The tapping continued. Patient, but threatening. There was no doubt in Jim’s mind that whatever this invisible presence actually was, it had come looking for Jack. He strained his eyes but he couldn’t see even the vaguest ripple in the evening air. Maybe he was losing his ability to see spirits and phantoms and out-of-body travelers. Or maybe there was something very different about this particular manifestation. Maybe the intense cold was capable of creating a creature that couldn’t be seen and couldn’t be touched, while it could freeze everything around it with complete impunity.
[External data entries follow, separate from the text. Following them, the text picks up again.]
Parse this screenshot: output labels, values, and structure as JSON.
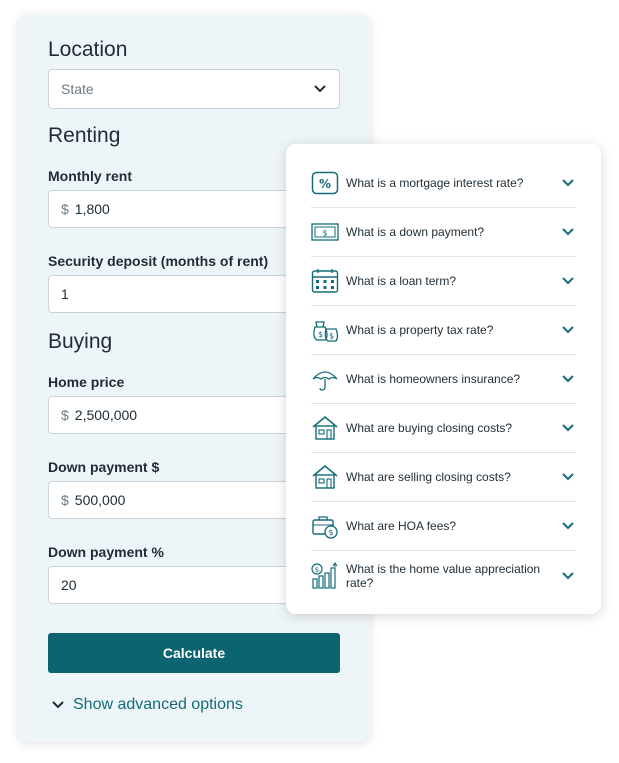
{
  "form": {
    "location_title": "Location",
    "state_placeholder": "State",
    "renting_title": "Renting",
    "monthly_rent_label": "Monthly rent",
    "monthly_rent_prefix": "$",
    "monthly_rent_value": "1,800",
    "security_deposit_label": "Security deposit (months of rent)",
    "security_deposit_value": "1",
    "buying_title": "Buying",
    "home_price_label": "Home price",
    "home_price_prefix": "$",
    "home_price_value": "2,500,000",
    "down_payment_label": "Down payment $",
    "down_payment_prefix": "$",
    "down_payment_value": "500,000",
    "down_payment_pct_label": "Down payment %",
    "down_payment_pct_value": "20",
    "calculate_label": "Calculate",
    "advanced_label": "Show advanced options"
  },
  "faq": {
    "items": [
      {
        "icon": "percent-icon",
        "text": "What is a mortgage interest rate?"
      },
      {
        "icon": "cash-bill-icon",
        "text": "What is a down payment?"
      },
      {
        "icon": "calendar-icon",
        "text": "What is a loan term?"
      },
      {
        "icon": "money-bags-icon",
        "text": "What is a property tax rate?"
      },
      {
        "icon": "umbrella-icon",
        "text": "What is homeowners insurance?"
      },
      {
        "icon": "house-icon",
        "text": "What are buying closing costs?"
      },
      {
        "icon": "house-icon",
        "text": "What are selling closing costs?"
      },
      {
        "icon": "briefcase-coin-icon",
        "text": "What are HOA fees?"
      },
      {
        "icon": "bar-chart-dollar-icon",
        "text": "What is the home value appreciation rate?"
      }
    ]
  },
  "colors": {
    "accent": "#0b6470",
    "icon": "#156c78",
    "card_bg": "#eef5f8"
  }
}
It waited for a while, and Jim had the impression that it was trying to sense whether Jack was any place near. It didn’t seem to be interested in him at all, in spite of the fact that he was less than twenty feet away, his thin arms covered with goosebumps.
After more than five minutes, the tapp
ing started up again, and then the sweeping, and the frozen footsteps continued eastward toward Rexford Drive, sparkling in the streetlight, until they finally disappeared. Jim waited for a moment, listening. Then he swung himself into his car and found his keys with fingers that were numb with cold. He started up the engine and pulled out of Pico Villas in a cloud of smoking rubber.
He was sure of it now: a malevolent spirit was searching for Jack. It had tried to locate him at school, without success, and Ray Krueger had been frozen instead. Now it had arrived at Jack’s home. Even if it was somehow connected with Henry Hubbard’s ill-fated expedition to find Dead Man’s Mansion, it obviously wasn’t looking for Henry Hubbard himself. So what did it want? And why? What could Jack have possibly done to make it so determined to freeze him?
As he drove home, Jim kept thinking about that tapping sound along the sidewalk. It reminded him of something, but he couldn’t think what. But when he stopped for a red light at the intersection of Venice and Palm, he saw a specialist pet store on the opposite side of the street called Strictly For The Birds. In the window, in a huge domed cage, sat a large red and green parrot, the kind of parrot that Long John Silver might have carried on his shoulder.
Long John Silver, from Treasure Island. And who was the terrifying character in the opening chapters of Treasure Island who had tapped his way down the road to the Admiral Benbow Inn? Blind Pew.
That was the tap-slur-tap that he had heard. The tapping of a blind man’s stick, feeling his way. A blind man, or a sightless spirit. Why else would it have frozen the washroom, unless it had been obliged to rely on its sense of touch or smell to tell it that Jack was there? Except that he hadn’t been there, of course – only his sweatshirt. And why else would it have frozen Ray Krueger, unless it had believed – mistakenly – that it was freezing Jack?
The lights changed to green and the car behind him blasted its horn. Jim gave the driver a wave of apology and took a left turn toward home.
There was one thing more that worried him: if the spirit had come to Jack’s apartment block, looking for him, then it knew that it had frozen the wrong person. That meant that Jack was still in danger, and so were any other students at West Grove Community College who happened to get in its way.